Scroll untuk baca artikel

dprd TIMES KALTIM
PEMERINTAH KABUPATEN KUTAI KARTANEGARA
Advertorial

Anggota DPRD Kaltim Apresiasi Peran Polri Jelang Hari Bhayangkara ke-78: Dorong Keamanan IKN Lebih Optimal

173
×

Anggota DPRD Kaltim Apresiasi Peran Polri Jelang Hari Bhayangkara ke-78: Dorong Keamanan IKN Lebih Optimal

Sebarkan artikel ini
Anggota DPRD Kaltim, Yusuf Mustafa. (Roby Sugiarto/Timeskaltim)

Timeskaltim.com, Samarinda – Menyambut peringatan Hari Bhayangkara ke-78 yang jatuh pada 1 Juli 2025, Anggota Komisi I DPRD Kalimantan Timur (Kaltim), Yusuf Mustafa, menyampaikan apresiasi dan harapan besar terhadap peran Kepolisian Republik Indonesia (Polri), khususnya di wilayah Kaltim. Wilayah ini kini menjadi sorotan nasional karena ditetapkan sebagai lokasi Ibu Kota Negara (IKN) Nusantara.

Hari Bhayangkara diperingati setiap tanggal 1 Juli sebagai tonggak sejarah lahirnya Polri, berdasarkan Penetapan Pemerintah Tahun 1946 Nomor 11/S.D., yang menetapkan kepolisian sebagai institusi nasional.

Dalam keterangannya, Yusuf menekankan pentingnya kesiapan Polri dalam menjamin ketertiban dan keamanan di Kaltim yang kini menyandang status sebagai kawasan strategis nasional.

“Momentum Hari Bhayangkara ini menjadi refleksi penting. Keamanan dan ketertiban harus semakin diperkuat, apalagi Kaltim kini menjadi pusat perhatian nasional sebagai ibu kota negara,” ujar perwakilan rakyat itu, pada Senin (30/06/2025).

Lebih lanjut, Yusuf berharap Polri dapat terus menunjukkan jati dirinya sebagai institusi yang dekat dengan masyarakat. Menurutnya, keberadaan Polri di tengah masyarakat harus terasa nyata dalam bentuk pelayanan yang humanis, responsif, dan profesional.

“Kepolisian harus tetap menjadi bagian dari masyarakat, bukan institusi yang terasa berjarak. Kita ingin Polri menjadi pengayom yang benar-benar memberi rasa aman, apalagi dengan dinamika pembangunan IKN,” tambah politisi yang membidangi hukum, pemerintahan, dan keamanan ini.

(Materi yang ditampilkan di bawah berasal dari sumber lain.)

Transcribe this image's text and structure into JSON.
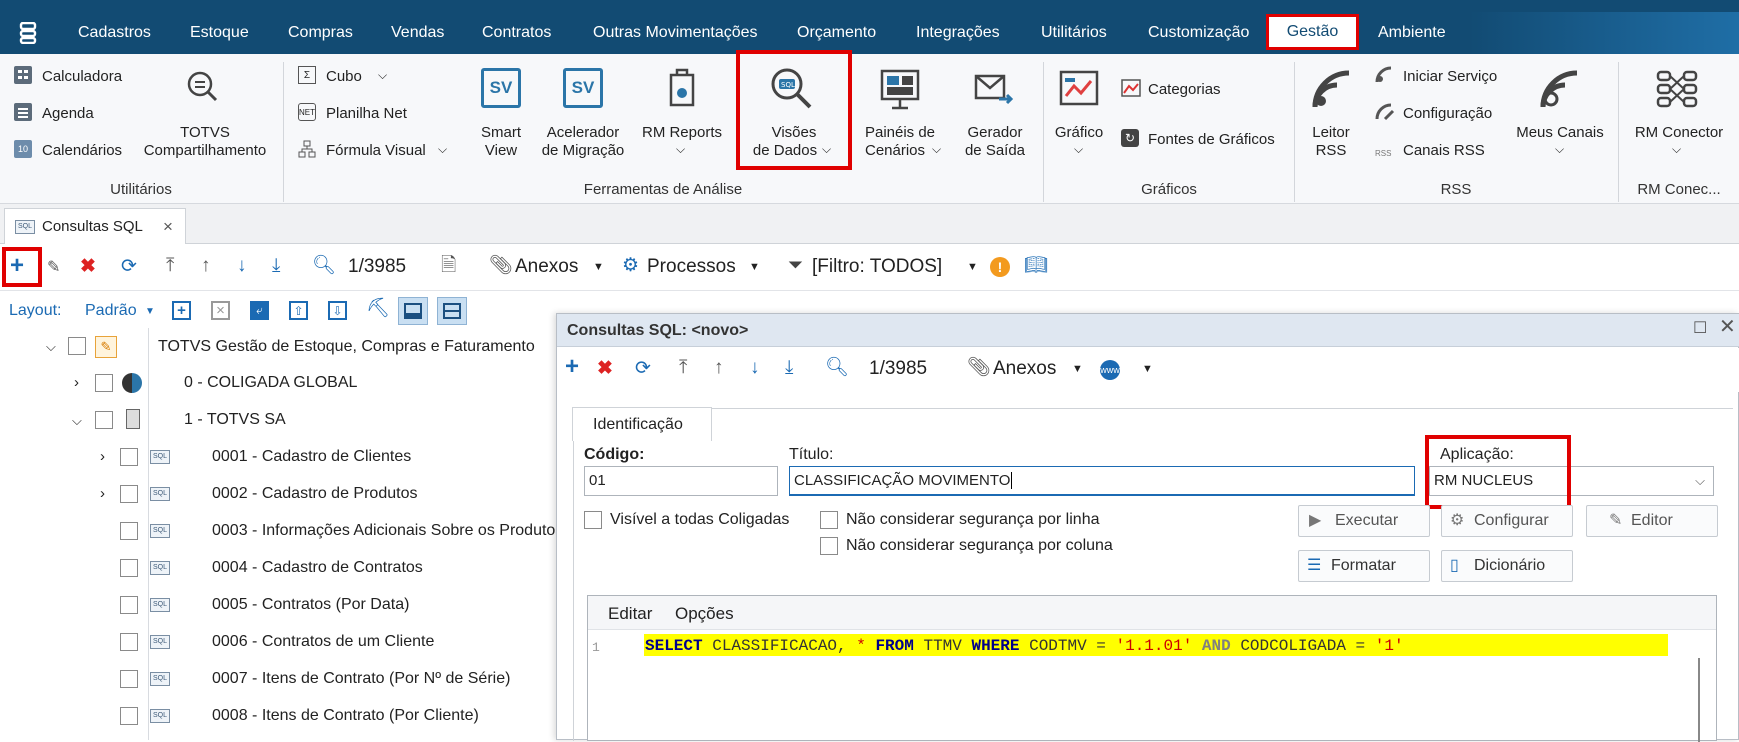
{
  "menu": {
    "items": [
      "Cadastros",
      "Estoque",
      "Compras",
      "Vendas",
      "Contratos",
      "Outras Movimentações",
      "Orçamento",
      "Integrações",
      "Utilitários",
      "Customização",
      "Gestão",
      "Ambiente"
    ]
  },
  "ribbon": {
    "utilitarios": {
      "calculadora": "Calculadora",
      "agenda": "Agenda",
      "calendarios": "Calendários",
      "totvs_line1": "TOTVS",
      "totvs_line2": "Compartilhamento",
      "group": "Utilitários"
    },
    "analise": {
      "cubo": "Cubo",
      "planilha": "Planilha Net",
      "formula": "Fórmula Visual",
      "smart1": "Smart",
      "smart2": "View",
      "acel1": "Acelerador",
      "acel2": "de Migração",
      "rmreports": "RM Reports",
      "visoes1": "Visões",
      "visoes2": "de Dados",
      "paineis1": "Painéis de",
      "paineis2": "Cenários",
      "gerador1": "Gerador",
      "gerador2": "de Saída",
      "group": "Ferramentas de Análise"
    },
    "graficos": {
      "grafico": "Gráfico",
      "categorias": "Categorias",
      "fontes": "Fontes de Gráficos",
      "group": "Gráficos"
    },
    "rss": {
      "leitor1": "Leitor",
      "leitor2": "RSS",
      "iniciar": "Iniciar Serviço",
      "config": "Configuração",
      "canais": "Canais RSS",
      "meus": "Meus Canais",
      "group": "RSS"
    },
    "rmcon": {
      "conector": "RM Conector",
      "group": "RM Conec..."
    }
  },
  "tab": {
    "label": "Consultas SQL",
    "close": "×"
  },
  "toolbar": {
    "counter": "1/3985",
    "anexos": "Anexos",
    "processos": "Processos",
    "filtro": "[Filtro: TODOS]"
  },
  "layout": {
    "label": "Layout:",
    "value": "Padrão"
  },
  "tree": {
    "root": "TOTVS Gestão de Estoque, Compras e Faturamento",
    "c0": "0 - COLIGADA GLOBAL",
    "c1": "1 - TOTVS SA",
    "items": [
      "0001 - Cadastro de Clientes",
      "0002 - Cadastro de Produtos",
      "0003 - Informações Adicionais Sobre os Produtos",
      "0004 - Cadastro de Contratos",
      "0005 - Contratos (Por Data)",
      "0006 - Contratos de um Cliente",
      "0007 - Itens de Contrato (Por  Nº de Série)",
      "0008 - Itens de Contrato (Por Cliente)"
    ]
  },
  "dialog": {
    "title": "Consultas SQL: <novo>",
    "counter": "1/3985",
    "anexos": "Anexos",
    "tab": "Identificação",
    "codigo_label": "Código:",
    "codigo_value": "01",
    "titulo_label": "Título:",
    "titulo_value": "CLASSIFICAÇÃO MOVIMENTO",
    "aplicacao_label": "Aplicação:",
    "aplicacao_value": "RM NUCLEUS",
    "visivel": "Visível a todas Coligadas",
    "seg_linha": "Não considerar segurança por linha",
    "seg_coluna": "Não considerar segurança por coluna",
    "executar": "Executar",
    "configurar": "Configurar",
    "editor": "Editor",
    "formatar": "Formatar",
    "dicionario": "Dicionário",
    "menu_editar": "Editar",
    "menu_opcoes": "Opções",
    "line_no": "1",
    "sql": {
      "kw1": "SELECT",
      "t1": " CLASSIFICACAO, ",
      "star": "*",
      "kw2": " FROM",
      "t2": " TTMV ",
      "kw3": "WHERE",
      "t3": " CODTMV = ",
      "s1": "'1.1.01'",
      "kw4": " AND",
      "t4": " CODCOLIGADA = ",
      "s2": "'1'"
    }
  },
  "colors": {
    "menubar": "#124b73",
    "highlight_red": "#e00000",
    "sql_highlight": "#ffff00"
  }
}
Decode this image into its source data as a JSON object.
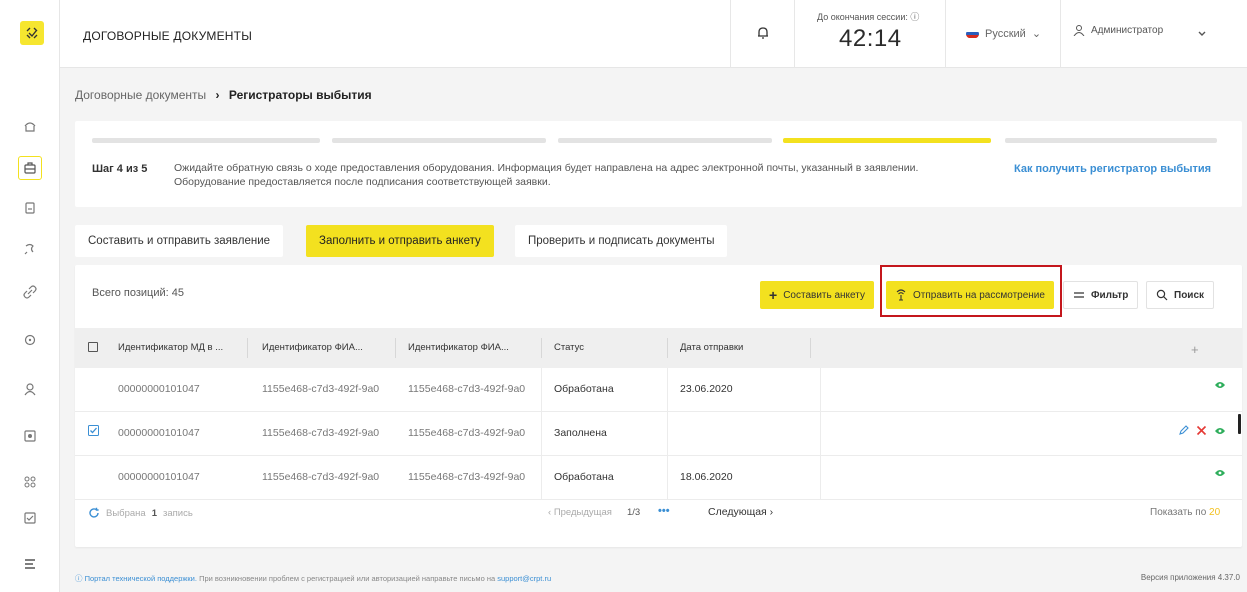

Tak lupa, Yusuf juga mendorong penguatan sinergi antara legislatif dan kepolisian, terutama dalam pengawasan terhadap pelayanan publik dan mendukung program-program strategis yang sedang digencarkan di Kaltim.

Ia menggarisbawahi, bahwa keberhasilan pembangunan IKN tidak hanya bergantung pada infrastruktur fisik, tetapi juga pada jaminan keamanan dan kenyamanan hidup masyarakat yang bermukim di dalamnya.

“Pembangunan IKN harus dibarengi dengan sistem keamanan yang solid dan pelayanan publik yang inklusif. Polri punya peran vital di situ,” tutupnya.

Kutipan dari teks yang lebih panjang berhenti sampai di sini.